The Travels of The Toucher, Assembly House, Leeds 2015-12-15
The Travels of The Toucher
Dillan Marsh & Eleanor Clare
Video projection with audio played through a bass amp, 45 sec. loop
Framed digital C-print, 60x85cm
Audio, played through a mini guitar amp, 5.20min. loop
Digital photograph on 32 inch monitor
Stud wall with two poke holes cut through it
Five terracotta clay objects on different sized plinths
Framed painting, acrylic on two 21x15cm sheets of paper
Work lamp, lighting back yard
Publication, in edition of 50
Eleanor Clare & Dillan Marsh: The Travels of The Toucher
20th-29th Nov
With cardboard boxes over their heads, and two holes punched out for their arms, they began with wet clay, and without any other idea than to see what came by handling it. What they arrived at was not a sculpture, but a way to begin. The forms were destroyed and remodelled – the possibility to reform them was always there. It was a way to get to the thing.
On a wet and windy day, they journeyed out to Tigh na Cailleach, home of the Old Woman of the Glen, just before she withdrew into her shelter for the winter. They were not sure what they might find, or what to do when they got there. They were walking a path that had been walked for thousands of years. They were looking for the very beginnings of meaning and making: to connect thousands of years ago with today. They wanted to find it, but when they found it, they didn’t know what to do next. Not there at the shrine, nor in the studio with the clay.
About Time is a satellite programme of contemporary art running from October 2015 – January 2016. It is curated by a consortium of Leeds-based artists and curators led by Mexico, Pavilion and SPUR with contributions from Assembly House Leeds, Basement Arts, Black Dogs, Leeds Animation Workshop, Left Bank, Pyramid of Arts, Seize, Set The Controls For The Heart of The Sun and many others. Coinciding with the launch of the British Art Show 8, this city-wide initiative features commissioned artworks, texts and events which aim to highlight the work of artists, cultural producers and curatorial projects based in Leeds, alongside their international peers. The programme takes place across a diverse set of venues including artist-led spaces, museums and heritage buildings.
Through the grainy unsteady image and the sound, distorted by low quality compression, it
seems like something is trying to break through. The first few seconds sound like noise
pulled through a synthesizer, screaming and kicking as it emerges, fighting for life in its new
digital form. Something about it is alarming, frightening, tortured and angry. It is half-formed,
raw and unrefined. Streaks of red and white light flash across the screen.
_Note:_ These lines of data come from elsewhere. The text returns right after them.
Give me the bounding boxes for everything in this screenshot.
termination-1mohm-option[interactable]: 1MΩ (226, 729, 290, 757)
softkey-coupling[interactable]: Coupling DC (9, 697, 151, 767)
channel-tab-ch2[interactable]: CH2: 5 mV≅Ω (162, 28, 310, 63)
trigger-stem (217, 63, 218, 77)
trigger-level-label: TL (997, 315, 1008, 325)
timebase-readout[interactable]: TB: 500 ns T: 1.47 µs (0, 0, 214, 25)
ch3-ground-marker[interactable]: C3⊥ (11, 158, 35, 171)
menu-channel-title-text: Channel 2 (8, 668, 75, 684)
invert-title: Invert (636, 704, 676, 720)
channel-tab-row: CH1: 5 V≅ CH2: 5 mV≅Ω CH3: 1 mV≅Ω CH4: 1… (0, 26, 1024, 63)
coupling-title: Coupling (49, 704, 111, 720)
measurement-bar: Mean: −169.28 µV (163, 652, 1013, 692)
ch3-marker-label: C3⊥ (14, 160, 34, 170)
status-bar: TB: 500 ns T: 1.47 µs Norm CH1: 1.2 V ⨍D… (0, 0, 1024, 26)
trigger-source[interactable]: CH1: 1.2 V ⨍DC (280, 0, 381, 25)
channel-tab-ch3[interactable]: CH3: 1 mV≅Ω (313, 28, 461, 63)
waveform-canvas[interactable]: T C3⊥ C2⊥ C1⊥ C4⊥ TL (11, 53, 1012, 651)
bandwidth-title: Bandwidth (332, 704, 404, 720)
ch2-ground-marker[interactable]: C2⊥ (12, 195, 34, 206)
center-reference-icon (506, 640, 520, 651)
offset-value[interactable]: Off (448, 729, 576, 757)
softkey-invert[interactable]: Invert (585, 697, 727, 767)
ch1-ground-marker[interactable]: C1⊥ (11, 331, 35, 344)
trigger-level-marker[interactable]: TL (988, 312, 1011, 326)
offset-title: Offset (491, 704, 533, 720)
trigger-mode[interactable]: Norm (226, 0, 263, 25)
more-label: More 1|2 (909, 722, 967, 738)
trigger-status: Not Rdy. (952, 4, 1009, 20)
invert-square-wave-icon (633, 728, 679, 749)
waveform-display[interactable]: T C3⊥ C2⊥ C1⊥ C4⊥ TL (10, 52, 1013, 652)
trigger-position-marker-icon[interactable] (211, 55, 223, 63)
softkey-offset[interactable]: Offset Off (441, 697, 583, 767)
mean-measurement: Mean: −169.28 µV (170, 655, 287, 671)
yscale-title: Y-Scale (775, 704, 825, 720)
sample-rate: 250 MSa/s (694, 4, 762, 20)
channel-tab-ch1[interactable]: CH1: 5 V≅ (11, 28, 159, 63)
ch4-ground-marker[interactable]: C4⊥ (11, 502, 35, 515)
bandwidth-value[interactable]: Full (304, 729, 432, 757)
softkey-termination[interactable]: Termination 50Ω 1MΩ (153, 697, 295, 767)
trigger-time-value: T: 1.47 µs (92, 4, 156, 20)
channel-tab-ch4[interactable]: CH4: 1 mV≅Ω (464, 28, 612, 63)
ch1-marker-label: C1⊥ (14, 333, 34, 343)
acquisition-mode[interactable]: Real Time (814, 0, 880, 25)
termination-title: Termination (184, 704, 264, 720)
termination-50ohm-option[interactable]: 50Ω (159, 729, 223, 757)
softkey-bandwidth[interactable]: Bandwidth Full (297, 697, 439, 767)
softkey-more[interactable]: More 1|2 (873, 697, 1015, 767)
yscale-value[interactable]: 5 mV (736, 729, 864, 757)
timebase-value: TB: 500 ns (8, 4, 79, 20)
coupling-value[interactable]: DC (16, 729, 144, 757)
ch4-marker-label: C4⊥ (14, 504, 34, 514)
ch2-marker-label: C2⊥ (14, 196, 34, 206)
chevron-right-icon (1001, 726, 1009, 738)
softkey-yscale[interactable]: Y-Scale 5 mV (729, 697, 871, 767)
It is an arena for action. Something about this situation that is chaotic; yet there is an
element of control. The driver makes tight circles around a central axis. At first this is
demarcated by a traffic cone, but as things proceed, the silhouette of a young man moves into the
centre. The car stops and revs up, creating billows of smoke in the air, obliterating vision for
a few moments. As the car skids and screeches, I feel a sense of alarm. This is coming close to
disaster for the lone, central figure, potential victim of the anonymous driver, a sacrifice for
the entertainment of onlookers. I can sense also the collusion. One figure willingly places his
trust in the other. There is a tension between these two.
*
A smoky, fiery object is spinning recklessly. One might say things had spun out of control.
Not quite though; for to completely lose control would mean total destruction. It would mean the
end. It all went up in flames. This is a sudden, intense and short lived burst of energy. More
like a supernova than the sun, and more akin to a meteor careering around a planet, than a planet
orbiting the sun. It was more than this, though. This scene was not simply about objects in space;
it was human. It was a game or a task, perhaps even a ritual.
Although I can identify it as a human activity, shot through with the implications of one's
relationship to another, from my vantage point it also seemed anonymous. In the dark, these
figures could be anyone, totally unrecognisable by the light of day. In this moment they had a
relationship to one another. Certainly for the two central protagonists, it was one of great
significance and trust. At any other time, on any other level, it was unclear. In this sense, the
action had become symbolic. The figures could be understood as archetypes. Ones which, for reasons
I cannot yet identify, I associate with the masculine.
***
In the threat of a loss of control, images had already flooded my mind. I remember as the
helicopters circled in the air above my house one evening in August. I had no idea why it was
happening, but this circling was incessant, the noise repeatedly coming close and fading away,
swelling and receding, but never quite out of my consciousness. It always gives me a slight sense
of unease, the idea of something being under surveillance, coupled with the notion that something
might be wrong. Why this surveillance from such a great height? It is a safe distance for the one
who watches. Then I remembered the destruction that had taken place, just minutes away from my home.
The aerial images of buildings and cars set alight, and rioters surging through the streets, anonymous
from this point of view. London's Burning.